"Agar pengawasannya efektif, kemudian direksi itu menjadi komisaris di sana," jelas Refly.
Selain itu, menurut Refly, rangkap jabatan itu juga dimaksudkan agar efisien.
"Juga agar efisiensi, karena kalau komisarisnya dari luar, kan harus 100% dibayarnya," ungkapnya.
Refly melanjutkan, posisi direksi yang merangkap jabatan komisaris itu, biasanya posisinya disilang, agar tidak terjadi konflik kepentingan.
"Tetapi biasanya disilang, biar nggak ada conflict of interest," ungkapnya.
"Misalnya direksi A membawahi perusahaan B, maka dia tidak boleh menjadi komisaris di sana," jelas Refly.
Refly Harun menduga ada upaya untuk menambah pendapatan dari rangkap jabatan tersebut.

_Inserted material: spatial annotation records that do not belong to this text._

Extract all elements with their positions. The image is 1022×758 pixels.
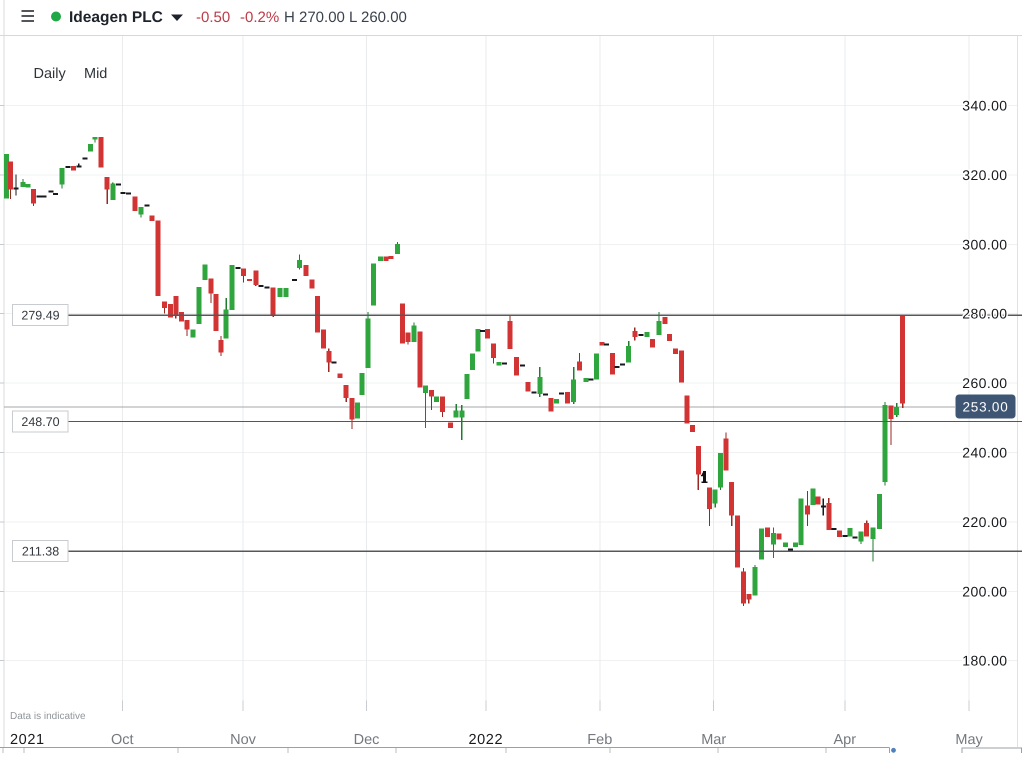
svg-text:Apr: Apr — [834, 732, 857, 748]
svg-text:Feb: Feb — [587, 732, 612, 748]
svg-text:180.00: 180.00 — [962, 653, 1007, 669]
svg-text:280.00: 280.00 — [962, 306, 1007, 322]
svg-text:260.00: 260.00 — [962, 375, 1007, 391]
svg-text:240.00: 240.00 — [962, 445, 1007, 461]
svg-text:340.00: 340.00 — [962, 98, 1007, 114]
svg-text:320.00: 320.00 — [962, 167, 1007, 183]
svg-text:300.00: 300.00 — [962, 236, 1007, 252]
svg-text:200.00: 200.00 — [962, 583, 1007, 599]
svg-text:Dec: Dec — [354, 732, 380, 748]
svg-text:Mid: Mid — [84, 66, 107, 82]
svg-text:220.00: 220.00 — [962, 514, 1007, 530]
svg-text:Nov: Nov — [230, 732, 257, 748]
svg-text:Daily: Daily — [34, 66, 67, 82]
svg-text:-0.50: -0.50 — [196, 9, 230, 26]
svg-text:279.49: 279.49 — [21, 309, 59, 323]
svg-text:2022: 2022 — [468, 732, 503, 748]
svg-text:248.70: 248.70 — [21, 415, 59, 429]
svg-text:May: May — [955, 732, 983, 748]
svg-text:253.00: 253.00 — [962, 400, 1008, 415]
svg-text:2021: 2021 — [10, 732, 45, 748]
svg-text:-0.2%: -0.2% — [240, 9, 279, 26]
svg-text:H 270.00 L 260.00: H 270.00 L 260.00 — [284, 9, 407, 26]
svg-text:Oct: Oct — [111, 732, 134, 748]
svg-text:Ideagen PLC: Ideagen PLC — [69, 9, 163, 26]
svg-text:Mar: Mar — [701, 732, 726, 748]
svg-text:Data is indicative: Data is indicative — [10, 711, 86, 722]
svg-text:211.38: 211.38 — [22, 545, 59, 559]
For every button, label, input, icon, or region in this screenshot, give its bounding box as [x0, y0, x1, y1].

"Saya sebenarnya setuju kalau ini dibatasi," ujar Refly Harun.
"Saya kadang-kadang curiga juga, ini pintu samping bahkan pintu belakang untuk menambah pendapatan," jelasnya.
Refly Harun mengungkapkan, dari rangkap jabatan yang dilakukan oleh direksi perusahaan induk, dengan menjadi komisaris di anak perusahaan, maka direksi mendapat tambahan pendapatan sebesar 30%.
"Jadi pendapatan direksi itu bertambah 30%," ungkapnya.
"Jika total pendapatan dia sebagai direksi Rp 200 juta, maka sebagai komisaris di anak perusahaan berapapun jumlahnya, dia akan mendapat 30% saja," jelas Refly.
Refly kemudian menyinggung pemilihan Ahok dan Chandra Hamzah menjadi komisaris utama perusahaan BUMN.
Menurutnya, pemilihan kedua sosok itu bertujuan untuk memperkuat peran komisaris di perusahaan induk.